Other work from the Sachs lab on the Tumor Necrosis Factor receptors has also utilized the MSI resources, and focuses on understanding conformation changes in these proteins to establish new therapeutic strategies for cancer and auto-inflammatory disease (“TNFR1 Signaling Is Associated With Backbone Conformational Changes of Receptor Dimers Consistent With Overactivation in the R92Q TRAPS Mutant,” A.K. Lewis, C.C. Valley, and J.N. Sachs, Biochemistry 51, 6545-6555 (2012), DOI:10.1021/bi3006626) and “Tumor Necrosis Factor-related Apoptosis-inducing Ligand (TRAIL) Induces Death Receptor 5 Networks That Are Highly Organized,” C.C. Valley, A.K. Lewis, D.J. Mudaliar, J.D. Perlmutter, A.R. Braun, C.B. Karim, D.D. Thomas, J.R. Brody, and J.N. Sachs, J Biol Chem 287, 21265-21278 (2012), DOI:10.1074/jbc.M111.306480).

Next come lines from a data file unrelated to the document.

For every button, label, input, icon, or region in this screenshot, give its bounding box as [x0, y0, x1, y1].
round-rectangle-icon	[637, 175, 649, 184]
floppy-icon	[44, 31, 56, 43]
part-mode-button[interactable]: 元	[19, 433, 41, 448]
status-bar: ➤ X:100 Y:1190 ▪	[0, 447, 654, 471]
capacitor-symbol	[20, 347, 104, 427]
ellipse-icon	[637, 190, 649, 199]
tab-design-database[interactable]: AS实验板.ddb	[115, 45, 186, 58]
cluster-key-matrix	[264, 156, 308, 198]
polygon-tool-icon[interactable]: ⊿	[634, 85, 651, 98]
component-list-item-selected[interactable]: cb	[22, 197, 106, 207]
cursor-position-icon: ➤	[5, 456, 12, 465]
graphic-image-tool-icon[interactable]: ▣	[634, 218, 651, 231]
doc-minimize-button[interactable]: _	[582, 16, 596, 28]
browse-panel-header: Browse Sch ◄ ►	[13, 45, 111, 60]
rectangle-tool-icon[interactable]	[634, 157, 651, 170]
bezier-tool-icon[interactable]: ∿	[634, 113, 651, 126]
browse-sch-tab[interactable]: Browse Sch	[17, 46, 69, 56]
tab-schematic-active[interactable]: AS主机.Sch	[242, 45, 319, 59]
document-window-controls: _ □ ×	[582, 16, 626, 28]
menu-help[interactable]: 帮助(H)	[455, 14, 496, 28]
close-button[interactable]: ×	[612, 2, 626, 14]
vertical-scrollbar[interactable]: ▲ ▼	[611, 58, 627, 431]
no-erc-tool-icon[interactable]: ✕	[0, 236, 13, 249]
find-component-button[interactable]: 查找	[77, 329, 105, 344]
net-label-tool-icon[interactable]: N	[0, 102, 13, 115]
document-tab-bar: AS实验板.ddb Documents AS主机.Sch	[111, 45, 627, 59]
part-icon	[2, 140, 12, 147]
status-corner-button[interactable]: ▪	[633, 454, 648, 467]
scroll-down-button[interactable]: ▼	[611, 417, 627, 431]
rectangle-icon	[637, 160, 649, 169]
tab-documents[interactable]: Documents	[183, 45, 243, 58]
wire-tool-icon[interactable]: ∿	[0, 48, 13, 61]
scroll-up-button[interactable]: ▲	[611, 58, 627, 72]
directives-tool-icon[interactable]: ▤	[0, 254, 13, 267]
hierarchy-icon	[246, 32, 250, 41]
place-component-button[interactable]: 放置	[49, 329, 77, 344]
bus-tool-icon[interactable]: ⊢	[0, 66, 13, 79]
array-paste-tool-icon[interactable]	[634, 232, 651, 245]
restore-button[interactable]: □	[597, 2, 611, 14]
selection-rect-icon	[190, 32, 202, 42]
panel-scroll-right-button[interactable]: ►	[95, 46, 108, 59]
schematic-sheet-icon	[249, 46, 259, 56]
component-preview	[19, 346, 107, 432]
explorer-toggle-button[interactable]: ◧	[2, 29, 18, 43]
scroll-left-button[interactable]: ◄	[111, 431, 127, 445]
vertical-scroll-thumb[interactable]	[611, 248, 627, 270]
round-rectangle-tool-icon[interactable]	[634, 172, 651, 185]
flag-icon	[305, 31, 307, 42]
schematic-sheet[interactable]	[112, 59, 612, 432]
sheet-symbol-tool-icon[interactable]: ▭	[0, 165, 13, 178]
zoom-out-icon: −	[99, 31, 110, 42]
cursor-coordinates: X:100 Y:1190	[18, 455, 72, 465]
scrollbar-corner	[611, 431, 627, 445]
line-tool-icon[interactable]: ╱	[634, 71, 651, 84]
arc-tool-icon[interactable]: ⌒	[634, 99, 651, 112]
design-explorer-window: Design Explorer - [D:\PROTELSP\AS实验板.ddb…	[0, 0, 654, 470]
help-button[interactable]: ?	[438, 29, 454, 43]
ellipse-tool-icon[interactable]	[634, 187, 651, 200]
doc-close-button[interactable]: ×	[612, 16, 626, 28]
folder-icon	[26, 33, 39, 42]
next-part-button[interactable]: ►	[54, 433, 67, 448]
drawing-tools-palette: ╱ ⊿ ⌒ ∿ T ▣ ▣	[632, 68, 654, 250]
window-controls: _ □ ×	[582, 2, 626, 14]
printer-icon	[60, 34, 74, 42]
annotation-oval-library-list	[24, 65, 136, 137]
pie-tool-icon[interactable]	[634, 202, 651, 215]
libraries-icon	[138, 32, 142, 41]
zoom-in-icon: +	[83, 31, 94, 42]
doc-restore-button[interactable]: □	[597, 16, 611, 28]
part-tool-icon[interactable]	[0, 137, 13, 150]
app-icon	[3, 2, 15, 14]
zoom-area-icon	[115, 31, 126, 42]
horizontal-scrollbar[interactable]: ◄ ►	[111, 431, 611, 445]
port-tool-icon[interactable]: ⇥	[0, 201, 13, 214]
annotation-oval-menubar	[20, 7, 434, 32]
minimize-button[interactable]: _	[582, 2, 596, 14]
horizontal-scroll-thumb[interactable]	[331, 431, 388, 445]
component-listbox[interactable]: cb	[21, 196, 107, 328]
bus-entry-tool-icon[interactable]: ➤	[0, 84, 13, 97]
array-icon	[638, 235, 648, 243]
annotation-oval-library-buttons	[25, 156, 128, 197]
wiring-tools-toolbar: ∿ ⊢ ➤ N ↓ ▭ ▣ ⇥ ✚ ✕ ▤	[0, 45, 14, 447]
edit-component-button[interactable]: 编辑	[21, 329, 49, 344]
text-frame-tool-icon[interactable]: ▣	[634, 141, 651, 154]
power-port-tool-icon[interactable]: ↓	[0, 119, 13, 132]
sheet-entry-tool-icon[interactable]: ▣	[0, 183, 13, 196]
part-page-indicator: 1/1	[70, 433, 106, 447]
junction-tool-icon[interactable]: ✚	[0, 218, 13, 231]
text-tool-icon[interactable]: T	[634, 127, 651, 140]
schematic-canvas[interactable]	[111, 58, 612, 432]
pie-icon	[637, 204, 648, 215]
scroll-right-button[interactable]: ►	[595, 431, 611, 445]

Figure Description: Building on their recent study that characterized the curvature fields induced in membranes by α-Synuclein (J Am Chem Soc 134, 2613-2620 (2012), DOI:10.1021/ja208316h), and relying upon the immense computational power of MSI, the Sachs group is running massive coarse-grained molecular dynamics simulations in order to study remodeling of the membrane by the protein. Shown is a snapshot with α-Synuclein (yellow beads) sitting atop a curved membrane (blue and pink beads). Water has been excluded from the image. The simulation was started with a flat membrane, but after 1 microsecond of calculated dynamics the curvature has become clear. The membrane is comprised of more than 50,000 fully hydrated lipids, requiring more than 4x106 total beads. Periodic images are included to illustrate the global topography (green beads). For these massive molecular simulations, the group takes advantage of MSI’s Itasca cluster, operating on 1024 cores (128 nodes, 8 processors per node), and achieving approximately 250 nanoseconds per 24-hour window.